Chinese president Xi Jinping yesterday sent a stark message to the country’s wealthy: It is time to redistribute their excessive fortunes.
At a meeting of the Party’s Central Committee for Financial and Economic Affairs, Xi emphasized that “common prosperity” must be a core feature of Chinese-style modernization. The government must promote this goal while maintaining high-quality development, he said, according to a summary of the meeting published by state news outlet Xinhua.
The Party has good reason to worry about inequality, which increased over the decades of economic reforms that created a richer and more capitalist society. Last year, China’s richest 20% had 10 times more disposable income than the bottom 20%. Public concern about the difficulty of getting—and staying—ahead appear to be contributing to major structural problems, such as a plunging birthrate as parents worry about rising educational and property costs. Some young people are also adopting passive forms of resistance to what increasingly seems like an unwinnable rat race, such as the “lying flat” philosophy, essentially opting out and doing the bare minimum.
Another reason for the Party’s focus on outsize wealth is to reduce rival centers of power and influence in China, which has also been an impetus for its crackdown on the tech sector, a major source of new wealth in recent years. In fact, the regulatory storms it has unleashed since last year have already wiped out a great deal of paper wealth for China’s billionaires.

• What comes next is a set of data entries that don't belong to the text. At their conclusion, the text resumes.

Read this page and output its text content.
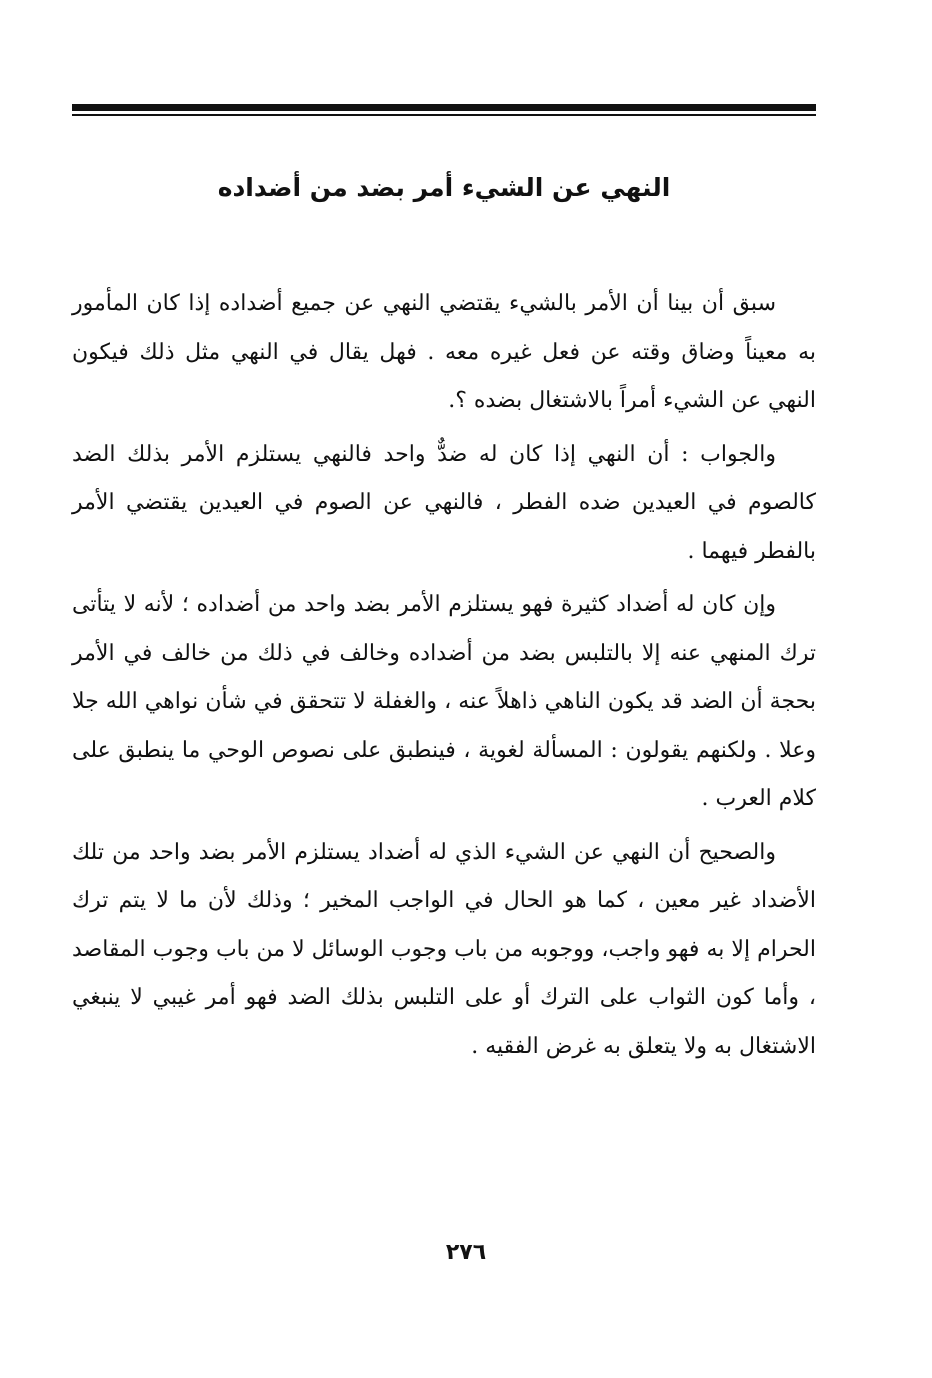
النهي عن الشيء أمر بضد من أضداده

سبق أن بينا أن الأمر بالشيء يقتضي النهي عن جميع أضداده إذا كان المأمور به معيناً وضاق وقته عن فعل غيره معه . فهل يقال في النهي مثل ذلك فيكون النهي عن الشيء أمراً بالاشتغال بضده ؟.

والجواب : أن النهي إذا كان له ضدٌّ واحد فالنهي يستلزم الأمر بذلك الضد كالصوم في العيدين ضده الفطر ، فالنهي عن الصوم في العيدين يقتضي الأمر بالفطر فيهما .

وإن كان له أضداد كثيرة فهو يستلزم الأمر بضد واحد من أضداده ؛ لأنه لا يتأتى ترك المنهي عنه إلا بالتلبس بضد من أضداده وخالف في ذلك من خالف في الأمر بحجة أن الضد قد يكون الناهي ذاهلاً عنه ، والغفلة لا تتحقق في شأن نواهي الله جلا وعلا . ولكنهم يقولون : المسألة لغوية ، فينطبق على نصوص الوحي ما ينطبق على كلام العرب .

والصحيح أن النهي عن الشيء الذي له أضداد يستلزم الأمر بضد واحد من تلك الأضداد غير معين ، كما هو الحال في الواجب المخير ؛ وذلك لأن ما لا يتم ترك الحرام إلا به فهو واجب، ووجوبه من باب وجوب الوسائل لا من باب وجوب المقاصد ، وأما كون الثواب على الترك أو على التلبس بذلك الضد فهو أمر غيبي لا ينبغي الاشتغال به ولا يتعلق به غرض الفقيه .

٢٧٦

Yesterday’s meeting pledged to carry out “reasonable adjustments to excessive income” and encourage high-income groups and enterprises to give more back to society. At the same time the government will improve education and opportunities for more people to become prosperous, with the aim of having an “olive-shaped” society with a large middle class and few who are extremely rich or extremely poor. Policy makers also vowed to “clean up and regulate unreasonable income, rectify the order of income distribution, and firmly eradicate illicit income,” according to the summary. That could be a possible nod to the entertainment industry, which has been the focus of major tax evasion campaigns in recent years.
Xi’s remarks are not to be taken lightly, and the latest ones could signal that higher taxes or more philanthropic requirements of the super rich are on the way.
China already has fairly high income tax rates for its wealthiest. That includes a top income tax rate of 45% for those who earn more than 960,000 yuan ($150,000) a year as wages, while the top rate for taxable personal income from a privately owned business stands at 35%. Meanwhile the corporate tax rate is 25%, though some tech enterprises qualify for a preferential rate of 15%.
Upcoming moves could include rolling back the preferential tax rate for internet companies, while a push for a nationwide property tax has also been accelerating. Some Chinese tech moguls including the CEO of food delivery giant Meituan have already donated company stakes worth billions of dollars to charity, a move seen by many as trying to appeal to the authorities.
However, in what is likely an effort to moderate the uneasiness the remarks will generate, the meeting also reaffirmed the value of the idea of allowing some people to become richer than others, a reference to a 1978 speech by Chinese leader Deng Xiaoping that kicked off China’s economic opening up. It also said legal income is protected, and that the government supports the development of small and medium enterprises.